The readings for the Thirtieth Sunday in Ordinary Time inspire us to be introspective and self-critical. They also are reminders to evaluate how we live and how we help to support those who are vulnerable and most in need.

“He hears the cry of the oppressed” (Sir 35:16).

Liturgical day
Thirtieth Sunday in Ordinary Time (C)
Readings
Sir 35:12-18, Ps 34, 2 Tm 4:6-18, Lk 18:9-14
Prayer

How do you pray from a spirit of honest self-knowledge?

What can you do to respond to the needs of those who are oppressed?

For what do you need forgiveness?

In the Gospel reading from Luke, we encounter prayers from two different people:

“O God, I thank you that I am not like the rest of humanity!”
“O God, be merciful to me a sinner.”

The first prayer seems almost like a caricature of someone praying so intently and yet missing so much. This person has certainly missed his own shortcomings and instead highlights the problems of others. Rather than reflecting on areas he needs to improve, this person focuses on the ways that others have sinned.

The second prayer is a request for divine mercy that acknowledges personal failures. This person shows contrition by beating his breast, and he implores God to show him compassion.

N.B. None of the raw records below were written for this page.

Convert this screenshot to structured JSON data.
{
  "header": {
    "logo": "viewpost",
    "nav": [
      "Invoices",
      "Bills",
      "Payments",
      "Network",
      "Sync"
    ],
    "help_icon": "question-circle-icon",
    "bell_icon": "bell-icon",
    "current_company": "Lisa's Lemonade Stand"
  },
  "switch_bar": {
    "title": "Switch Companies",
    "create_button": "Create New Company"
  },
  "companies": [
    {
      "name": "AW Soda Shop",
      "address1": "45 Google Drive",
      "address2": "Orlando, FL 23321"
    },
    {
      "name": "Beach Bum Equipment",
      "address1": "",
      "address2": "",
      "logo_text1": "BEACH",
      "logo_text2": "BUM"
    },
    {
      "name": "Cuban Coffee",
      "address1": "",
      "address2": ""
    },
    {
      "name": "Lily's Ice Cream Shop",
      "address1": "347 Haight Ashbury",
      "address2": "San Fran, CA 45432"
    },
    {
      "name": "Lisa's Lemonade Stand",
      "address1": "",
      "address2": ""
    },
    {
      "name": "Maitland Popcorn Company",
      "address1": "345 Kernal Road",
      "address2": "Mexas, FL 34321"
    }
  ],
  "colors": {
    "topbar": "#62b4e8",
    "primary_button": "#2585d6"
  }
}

His posture and his words reflect humility, which the first person was clearly lacking. As we contemplate today’s Gospel, we should think about ways we can be self-critical and contrite in our prayers.

Reflecting on these readings about prayers can inform our own prayer life, as we are called to recognize our shortcomings and ask for God’s guidance and help.

The first reading also focuses on prayer, as God hears the prayers of those who are most in need. God is called a God of justice who “hears the cry of the oppressed.” Likewise, God hears the prayers of those who serve others. As we have seen in past readings, vulnerable groups such as orphans and widows are highlighted as receiving special divine care because they are frequently on the peripheries of society, lacking access and resources needed for advancement. In addition, the reference to the widow’s complaint and the image of God judging justly calls to mind the widow in last Sunday’s Gospel and her persistence in seeking justice.

Reflecting on these readings about prayers can inform our own prayer life, as we are called to recognize our shortcomings and ask for God’s guidance and help. Yet we are also reminded, especially in the first reading from Sirach, that we must work for justice. God’s compassion for the oppressed and openness to hearing their cries must inspire us to also hear their cries and respond accordingly. We must also remember to cry out for assistance if we are among the oppressed ourselves.

As we are in the midst of election season, justice should be at the forefront of our minds as we use our power at the ballot box. We must seek candidates who have put forth a vision of a society that supports and honors the needs of the poor, vulnerable and marginalized. And, as always, we must seek ways to serve those who are most in need.